I love my iPod. Aside from the fact that it's exacerbated my tinnitus one billion-fold and I've now got a permanent whistle in my head, it is the perfect aid to Christmas shopping.
Imagine, if you will, Europe's largest inner-city shopping centre the weekend before Christmas. Now imagine thousands of orange women, swaggering teenage fuckwits, couples walking in slow motion, and fat families going puce with rage as they push prams containing their revolting screaming offspring into your legs.
Yet none of them upset me in the slightest, as into my ears trilled my new hero; Tim Minchin ~
On the downside, I've got a rip in the lining of my anal canal. This made walking around said shopping centre less pleasant than it already wasn't. I have no idea how this tear occurred. Perhaps because things seem to be on the up for me at the moment, God (despite not existing), appears to want to fuck with my bottom, as it were.
I first realised something was amiss when I took a crap at work a couple of days ago and it felt like giving birth.
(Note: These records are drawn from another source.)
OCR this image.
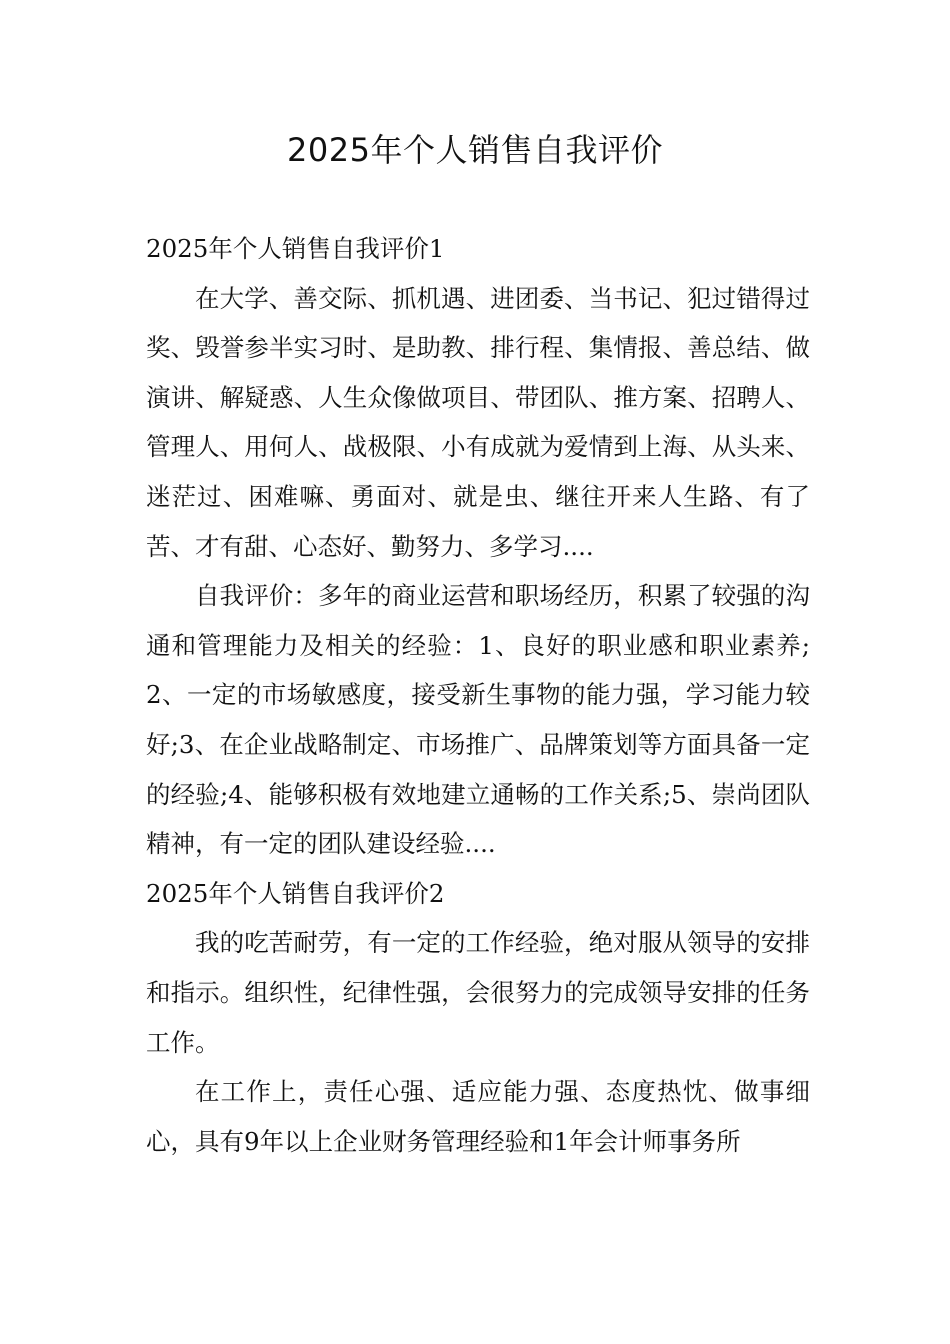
2025年个人销售自我评价

2025年个人销售自我评价1

在大学、善交际、抓机遇、进团委、当书记、犯过错得过奖、毁誉参半实习时、是助教、排行程、集情报、善总结、做演讲、解疑惑、人生众像做项目、带团队、推方案、招聘人、管理人、用何人、战极限、小有成就为爱情到上海、从头来、迷茫过、困难嘛、勇面对、就是虫、继往开来人生路、有了苦、才有甜、心态好、勤努力、多学习....

自我评价：多年的商业运营和职场经历，积累了较强的沟通和管理能力及相关的经验：1、良好的职业感和职业素养;2、一定的市场敏感度，接受新生事物的能力强，学习能力较好;3、在企业战略制定、市场推广、品牌策划等方面具备一定的经验;4、能够积极有效地建立通畅的工作关系;5、崇尚团队精神，有一定的团队建设经验....

2025年个人销售自我评价2

我的吃苦耐劳，有一定的工作经验，绝对服从领导的安排和指示。组织性，纪律性强，会很努力的完成领导安排的任务工作。

在工作上，责任心强、适应能力强、态度热忱、做事细心，具有9年以上企业财务管理经验和1年会计师事务所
Granted, there's a lot wrong with that sentence, but it was a fresh hell of eye watering pain and blood and lots of trill whispers of 'Why'? as I reached out to clasp wall and bang on the floor with my feet.
Two days on and there's little improvement. Although I'm pretty sure I haven't got haemmorhoids, I did attempt to buy some Anusol this afternoon if only to relieve the burning sensation that's afflicted my backdoor calamari, but I couldn't face the shame - or, indeed, find any. Besides, I'd have only been forced to buy half a dozen other items I don't currently need, just to bamboozle the cashier into not noticing; shower gel (beep), deodorant (beep), tissues (beep), medicated cream for anal ulcerations (beep).
But on the plus side, three and a half working days left til Christmas and the end of the year, nay, the decade.
Merry flippin' Christmas, everyone, and a Happy New Year!!!!!!!